Question:
“D” had a Mirena IUD placed at the time of Cesarean section. At her 6-week visit, the strings could not be visualized; so, her provider ordered a pelvic US. The IUD is in utero at the level of the fundus but seems to be turned “sideways.” Some of our team feel the IUD should be removed and replaced immediately. Others feel it should be providing effective contraception and need not be removed until we reach the 6 – 7 year mark or until “D” wishes to conceive. There is concern that it may perforate the uterus, but I do not see why it would cause perforation of its own volition. Any thoughts/recommendations appreciated.”
Answer:
In my opinion each approach would be acceptable; here are relevant points to your management consideration:
• Almost all perforations occur at time of insertion -only rarely may they occur later due to uterine contractions forcing the IUD through the uterine wall (Rowlands S. et. al. 2016 – this review paper does not mention increased risk through a c-section scar). There’s no current evidence of perforation or even embedment in this patient, and I agree with you that it is unlikely, and not a reason to remove in this instance.

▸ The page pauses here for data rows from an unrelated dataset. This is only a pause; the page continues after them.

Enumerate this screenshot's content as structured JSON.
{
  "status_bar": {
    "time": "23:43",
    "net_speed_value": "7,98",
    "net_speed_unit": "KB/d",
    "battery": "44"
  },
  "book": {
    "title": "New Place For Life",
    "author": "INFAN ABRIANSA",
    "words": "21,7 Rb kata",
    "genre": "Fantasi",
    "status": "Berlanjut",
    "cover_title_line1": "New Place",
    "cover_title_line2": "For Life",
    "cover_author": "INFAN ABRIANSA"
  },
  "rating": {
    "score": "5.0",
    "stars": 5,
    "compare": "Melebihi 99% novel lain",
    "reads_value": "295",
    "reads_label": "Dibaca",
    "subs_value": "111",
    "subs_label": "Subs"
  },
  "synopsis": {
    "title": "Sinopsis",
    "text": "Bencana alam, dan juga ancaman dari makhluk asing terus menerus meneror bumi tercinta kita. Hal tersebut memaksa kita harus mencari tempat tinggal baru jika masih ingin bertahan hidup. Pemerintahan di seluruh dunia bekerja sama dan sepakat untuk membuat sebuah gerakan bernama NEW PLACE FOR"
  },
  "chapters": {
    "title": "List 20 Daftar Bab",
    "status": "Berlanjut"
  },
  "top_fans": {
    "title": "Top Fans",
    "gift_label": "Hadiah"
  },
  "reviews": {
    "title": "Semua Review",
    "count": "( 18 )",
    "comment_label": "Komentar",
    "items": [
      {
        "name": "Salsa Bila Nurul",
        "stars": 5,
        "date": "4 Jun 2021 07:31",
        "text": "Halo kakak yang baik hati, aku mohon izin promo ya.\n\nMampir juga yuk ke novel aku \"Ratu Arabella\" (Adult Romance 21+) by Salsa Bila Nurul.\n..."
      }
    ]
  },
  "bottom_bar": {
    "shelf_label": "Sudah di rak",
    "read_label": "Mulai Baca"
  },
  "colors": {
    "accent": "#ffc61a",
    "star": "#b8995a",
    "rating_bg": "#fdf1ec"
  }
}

• IUD malposition, such as in your patient, occurs more frequently in post-placental insertions
• Expulsion rates for immediate postpartum IUD insertions are higher than for interval or postabortion insertions, vary by study, and may be as high as 10–35%
• If your patient had pain and / or bleeding that would be an indication to remove based on malposition.
• It is not uncommon for strings to remain in the uterus after post-placental insertion, occurring about 25% of the time. The strings may still find their way out, and the IUD may still shift in position. One study by Faundes and colleagues found that IUDs accommodate position in the uterus during the first three months after insertion. Because of this, you can argue to follow up with another ultrasound in three months. It would be interesting to see if there is a shift of position, and this is what I would do if cost is not an issue.
→ If doing an ultrasound, use of a 3-D ultrasound with coronal plane view, provides more information about position
• An IUD in the uterus is providing effective contraception. Even Mirenas found outside the uterus provide some contraception due to serum levels of levonorgestrel
• According to Speroff and Darney’s A Clinical Guide to Contraception, “We recommend removal of a device that appears more than 25% embedded (e.g., more than one arm and / or a portion of the stem) even in an asymptomatic woman, due to concerns regarding contraceptive effects.” But that is not the case here either.
• In this topic on UptoDate, the authors note that there is a paucity of data to guide the clinical scenario of malpositioned IUD after post-placental insertion.
→ In one related topic the authors recommend offering IUD replacement, but do not say it is required. In other words, offer the information so the patient can make the decision
→ In another related topic, the authors say that for asymptomatic women with an “incidentally found malpositioned IUD in the uterus that does not extend into the cervix (ie, those displaced in the lower uterine segment, rotated on their axis, or partially embedded in the myometrium), we do not routinely recommend IUD removal, as the IUD is likely still highly effective based on mechanism of action though further research is needed in this area.”